O termo de cooperação prevê a definição de “ações, medidas e projetos” para “preservar a normalidade e o caráter pacífico das eleições 2022”.
Com cinco cláusulas, o documento estabelece que os signatários devem promover em debates, declarações públicas, publicações, ou por qualquer outro meio, “ações de conscientização relacionadas com a tolerância política, a legitimação do pensamento divergente e a consequente exclusão da violência, como aspectos indispensáveis à preservação da paz social”.
Para Fachin, o encontro com os religiosos serviu para “debelar a perspectiva de conflitos durante e após a revelação da vontade popular” no contexto das eleições.
“A Justiça Eleitoral, na condição de instituição responsável pelo processamento pacifico das diferenças políticas, defronta presentemente dificuldades inusuais, como decorrência da crescente intolerância, do progressivo esgarçamento de laços e, sobretudo, do evidente processo de degradação de valores e da expansão irrefreada do fenômeno da desinformação”.
A cerimônia também contou com a participação do procurador-geral da República, Augusto Aras, de ministros do TSE, do Superior Tribunal de Justiça (STJ) e do Tribunal Superior do Trabalho (TST).
Durante as eleições de 2020, o ministro Luís Roberto Barroso, então presidente do TSE, disse que os crimes de natureza política não eram assunto da Corte.
Na avaliação de Barroso, a competência da Justiça Eleitoral se restringe aos crimes que afetam diretamente o curso das eleições, como boca de urna, compra de votos e fake news.

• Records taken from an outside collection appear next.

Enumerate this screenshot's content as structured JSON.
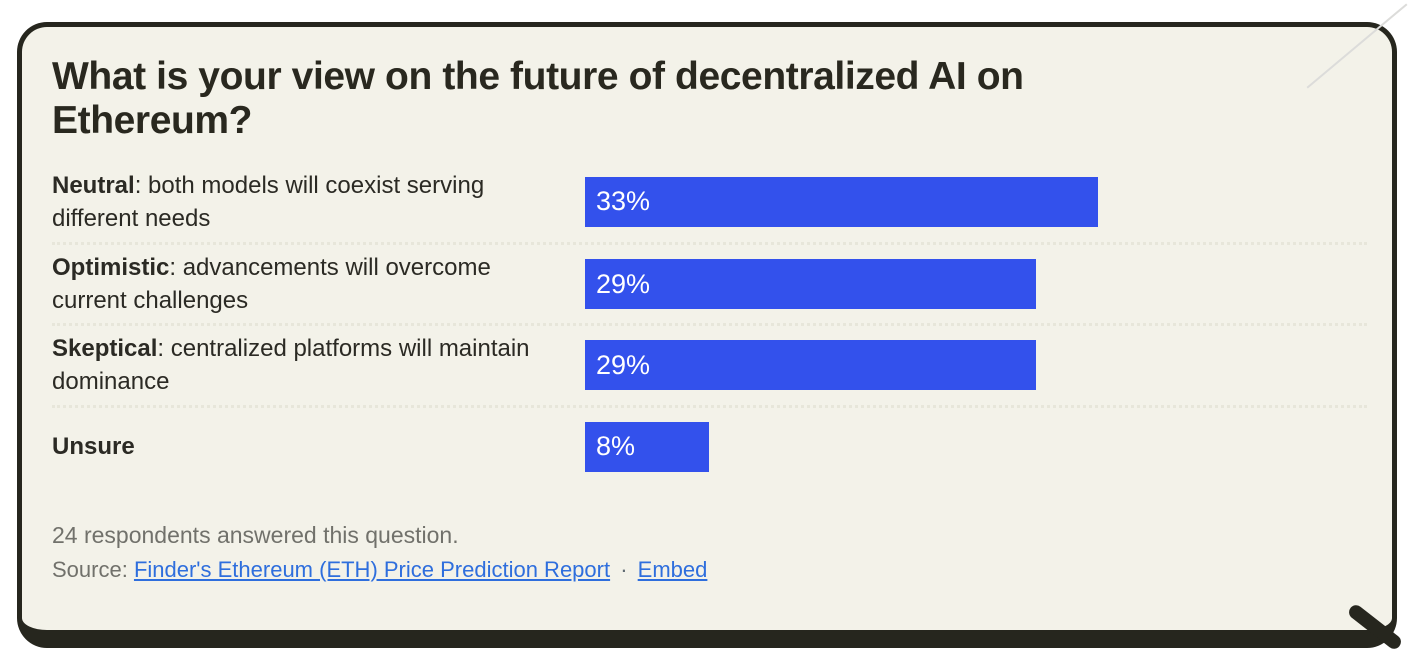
{
  "card": {
    "title": "What is your view on the future of decentralized AI on Ethereum?",
    "footer": {
      "respondents_note": "24 respondents answered this question.",
      "source_prefix": "Source:",
      "source_link": "Finder's Ethereum (ETH) Price Prediction Report",
      "separator": "·",
      "embed_link": "Embed"
    }
  },
  "chart_data": {
    "type": "bar",
    "orientation": "horizontal",
    "title": "What is your view on the future of decentralized AI on Ethereum?",
    "categories": [
      "Neutral: both models will coexist serving different needs",
      "Optimistic: advancements will overcome current challenges",
      "Skeptical: centralized platforms will maintain dominance",
      "Unsure"
    ],
    "values": [
      33,
      29,
      29,
      8
    ],
    "value_labels": [
      "33%",
      "29%",
      "29%",
      "8%"
    ],
    "rows": [
      {
        "label_bold": "Neutral",
        "label_rest": ": both models will coexist serving different needs",
        "value": 33,
        "value_label": "33%"
      },
      {
        "label_bold": "Optimistic",
        "label_rest": ": advancements will overcome current challenges",
        "value": 29,
        "value_label": "29%"
      },
      {
        "label_bold": "Skeptical",
        "label_rest": ": centralized platforms will maintain dominance",
        "value": 29,
        "value_label": "29%"
      },
      {
        "label_bold": "Unsure",
        "label_rest": "",
        "value": 8,
        "value_label": "8%"
      }
    ],
    "bar_color": "#3351ec",
    "xlim": [
      0,
      50
    ],
    "grid": false,
    "legend": false,
    "xlabel": "",
    "ylabel": ""
  }
}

Casos de candidatos que planejam a morte de outro não seriam, nessa ótica, um problema do tribunal ou de partidos, mas de crime comum.
À época, após a repercussão de suas declarações, Barroso chegou a anunciar um trabalho de monitoramento dos assassinatos pela equipe técnica do TSE. O tribunal não divulgou se esse acompanhamento ocorrerá neste ano.
Desde que assumiu o comando do TSE, Fachin comandou reuniões com presidentes de todos partidos – inclusive daqueles sem representação no Congresso – e com o diretor-geral da Polícia Federal (PF), Márcio de Oliveira, a quem manifestou preocupação com a possibilidade de um cenário de violência igual ou pior do que o de 2018, segundo informou um interlocutor do ministro.
No início de abril, o Ministro se reuniu com os presidentes de nove Tribunais Regionais Eleitorais (TREs) da região Nordeste e pregou uma “aliança indivisível” nas eleições. Ele disse aos pares que as Cortes precisavam estar atentas para “pontos relevantes”, como o combate à violência política de gênero e o “grande mal da desinformação”.
Desde então, Fachin vem afirmando que a Justiça Eleitoral está sob ataque e a democracia, ameaçada, sendo necessária a mobilização dos magistrados para enfrentar “o período de turbulência” pelo qual o País passará.